At the age of 18, Hanna Renström is defined by her powerlessness, as changes both permanent and frightening toss her one way or the other. Her early life is a series of passive events: Hanna is banished from her home in provincial Sweden; she is given a job as a cook on a ship bound for Australia; she is widowed after being married to a young sailor for mere weeks.

Suspense author Mankell changes gears with a racially charged story set in colonial Africa.

In her first deliberate act, Hanna escapes the impenetrable sorrow of the ship by disembarking in Portuguese East Africa and taking up residence in a brothel barely disguised as a hotel. Hanna marries the brothel owner and almost immediately finds herself widowed again, and so she becomes the proprietress of the bordello and its black prostitutes.

In turn-of-the-century Mozambique, where whites assert a perilous dominance over a simmering black population, Hanna’s status is determined by the color of her skin, a classification that chafes but is initially impossible to subvert. Her defining moment comes when a black woman kills a white man, and in an act of courage that edges on the unbelievable, Hanna aligns herself with the guilty woman, choosing gender over race.

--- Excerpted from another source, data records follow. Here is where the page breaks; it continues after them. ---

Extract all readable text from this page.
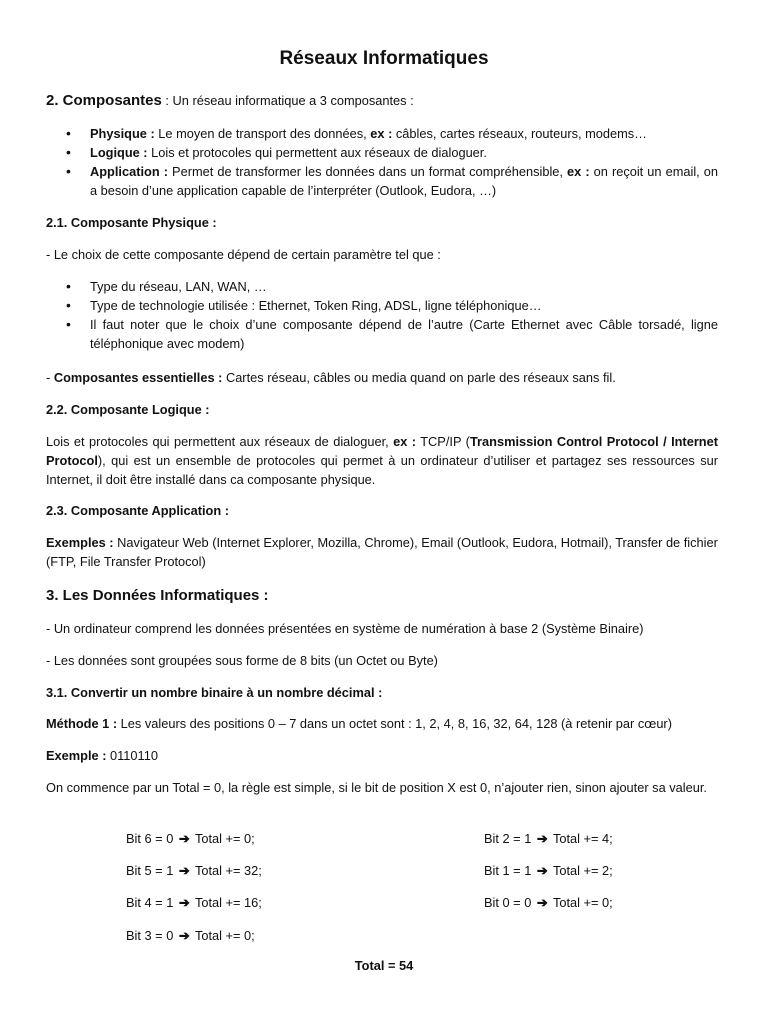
Réseaux Informatiques
2. Composantes : Un réseau informatique a 3 composantes :
• Physique : Le moyen de transport des données, ex : câbles, cartes réseaux, routeurs, modems…
• Logique : Lois et protocoles qui permettent aux réseaux de dialoguer.
• Application : Permet de transformer les données dans un format compréhensible, ex : on reçoit un email, on a besoin d’une application capable de l’interpréter (Outlook, Eudora, …)
2.1. Composante Physique :
- Le choix de cette composante dépend de certain paramètre tel que :
• Type du réseau, LAN, WAN, …
• Type de technologie utilisée : Ethernet, Token Ring, ADSL, ligne téléphonique…
• Il faut noter que le choix d’une composante dépend de l’autre (Carte Ethernet avec Câble torsadé, ligne téléphonique avec modem)
- Composantes essentielles : Cartes réseau, câbles ou media quand on parle des réseaux sans fil.
2.2. Composante Logique :
Lois et protocoles qui permettent aux réseaux de dialoguer, ex : TCP/IP (Transmission Control Protocol / Internet Protocol), qui est un ensemble de protocoles qui permet à un ordinateur d’utiliser et partagez ses ressources sur Internet, il doit être installé dans ca composante physique.
2.3. Composante Application :
Exemples : Navigateur Web (Internet Explorer, Mozilla, Chrome), Email (Outlook, Eudora, Hotmail), Transfer de fichier (FTP, File Transfer Protocol)
3. Les Données Informatiques :
- Un ordinateur comprend les données présentées en système de numération à base 2 (Système Binaire)
- Les données sont groupées sous forme de 8 bits (un Octet ou Byte)
3.1. Convertir un nombre binaire à un nombre décimal :
Méthode 1 : Les valeurs des positions 0 – 7 dans un octet sont : 1, 2, 4, 8, 16, 32, 64, 128 (à retenir par cœur)
Exemple : 0110110
On commence par un Total = 0, la règle est simple, si le bit de position X est 0, n’ajouter rien, sinon ajouter sa valeur.
Bit 6 = 0 ➔ Total += 0;
Bit 5 = 1 ➔ Total += 32;
Bit 4 = 1 ➔ Total += 16;
Bit 3 = 0 ➔ Total += 0;
Bit 2 = 1 ➔ Total += 4;
Bit 1 = 1 ➔ Total += 2;
Bit 0 = 0 ➔ Total += 0;
Total = 54
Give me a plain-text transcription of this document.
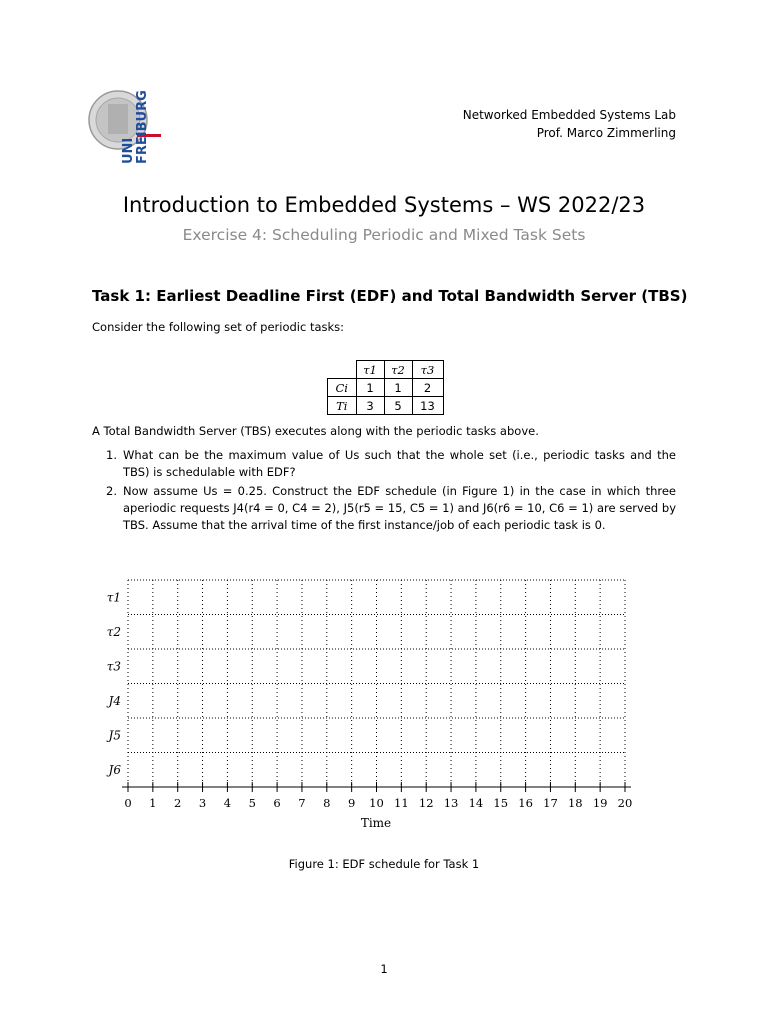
UNI FREIBURG	Networked Embedded Systems Lab
Prof. Marco Zimmerling
Introduction to Embedded Systems – WS 2022/23
Exercise 4: Scheduling Periodic and Mixed Task Sets
Task 1: Earliest Deadline First (EDF) and Total Bandwidth Server (TBS)
Consider the following set of periodic tasks:
	τ1	τ2	τ3
Ci	1	1	2
Ti	3	5	13
A Total Bandwidth Server (TBS) executes along with the periodic tasks above.
1. What can be the maximum value of Us such that the whole set (i.e., periodic tasks and the TBS) is schedulable with EDF?
2. Now assume Us = 0.25. Construct the EDF schedule (in Figure 1) in the case in which three aperiodic requests J4(r4 = 0, C4 = 2), J5(r5 = 15, C5 = 1) and J6(r6 = 10, C6 = 1) are served by TBS. Assume that the arrival time of the first instance/job of each periodic task is 0.
Time
0 1 2 3 4 5 6 7 8 9 10 11 12 13 14 15 16 17 18 19 20
τ1
τ2
τ3
J4
J5
J6
Figure 1: EDF schedule for Task 1
1
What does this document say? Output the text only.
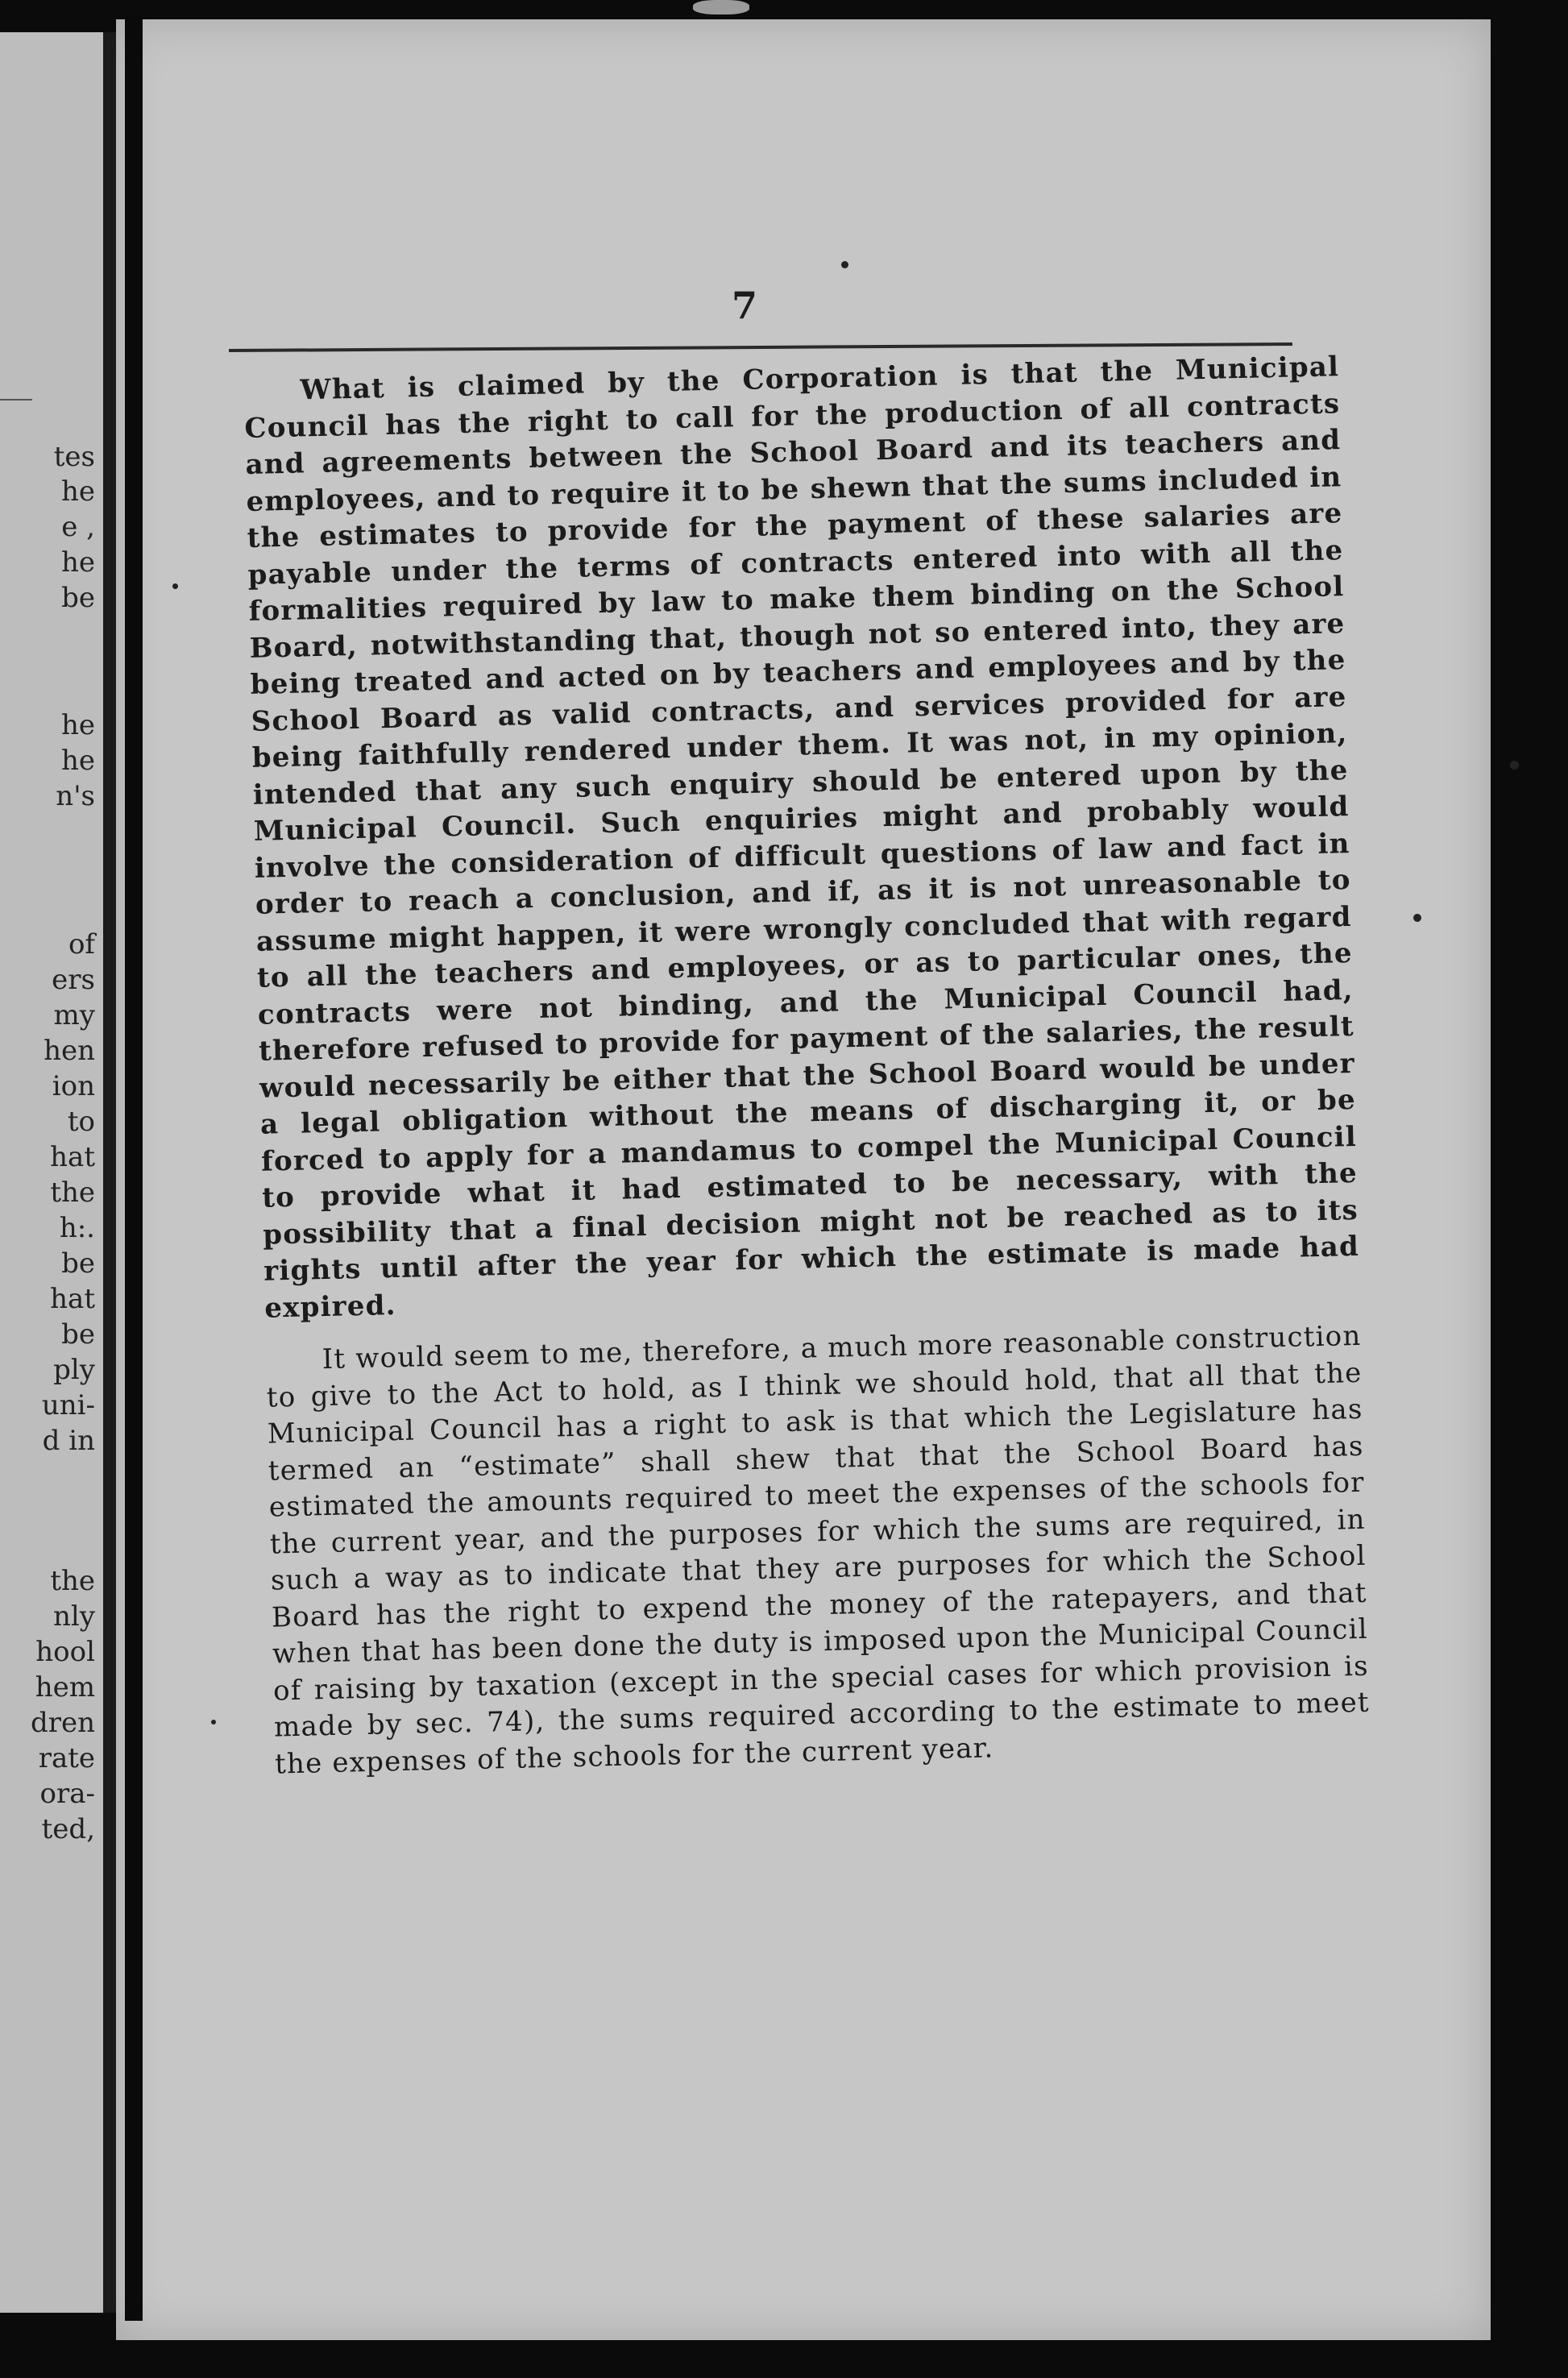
tes
he
e ,
he
be
he
he
n's
of
ers
my
hen
ion
to
hat
the
h:.
be
hat
be
ply
uni-
d in
the
nly
hool
hem
dren
rate
ora-
ted,
7

What is claimed by the Corporation is that the Municipal Council has the right to call for the production of all contracts and agreements between the School Board and its teachers and employees, and to require it to be shewn that the sums included in the estimates to provide for the payment of these salaries are payable under the terms of contracts entered into with all the formalities required by law to make them binding on the School Board, notwithstanding that, though not so entered into, they are being treated and acted on by teachers and employees and by the School Board as valid contracts, and services provided for are being faithfully rendered under them. It was not, in my opinion, intended that any such enquiry should be entered upon by the Municipal Council. Such enquiries might and probably would involve the consideration of difficult questions of law and fact in order to reach a conclusion, and if, as it is not unreasonable to assume might happen, it were wrongly concluded that with regard to all the teachers and employees, or as to particular ones, the contracts were not binding, and the Municipal Council had, therefore refused to provide for payment of the salaries, the result would necessarily be either that the School Board would be under a legal obligation without the means of discharging it, or be forced to apply for a mandamus to compel the Municipal Council to provide what it had estimated to be necessary, with the possibility that a final decision might not be reached as to its rights until after the year for which the estimate is made had expired.

It would seem to me, therefore, a much more reasonable construction to give to the Act to hold, as I think we should hold, that all that the Municipal Council has a right to ask is that which the Legislature has termed an “estimate” shall shew that that the School Board has estimated the amounts required to meet the expenses of the schools for the current year, and the purposes for which the sums are required, in such a way as to indicate that they are purposes for which the School Board has the right to expend the money of the ratepayers, and that when that has been done the duty is imposed upon the Municipal Council of raising by taxation (except in the special cases for which provision is made by sec. 74), the sums required according to the estimate to meet the expenses of the schools for the current year.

Mankell, who divides his time between Sweden and Mozambique with “one foot in the snow and one foot in the sand,” comes at the postcolonial African narrative like so many European writers before him. A Treacherous Paradise is reactionary literature; like Conrad, and like Hanna herself, Mankell restages the players again and again to better understand the roles of racial imbalance, the unifying quality of fear and possibly his own place in the fold. Readers looking for some Wallander-style twists should keep looking, but fans of evenly paced tales of awakening will recognize the reward.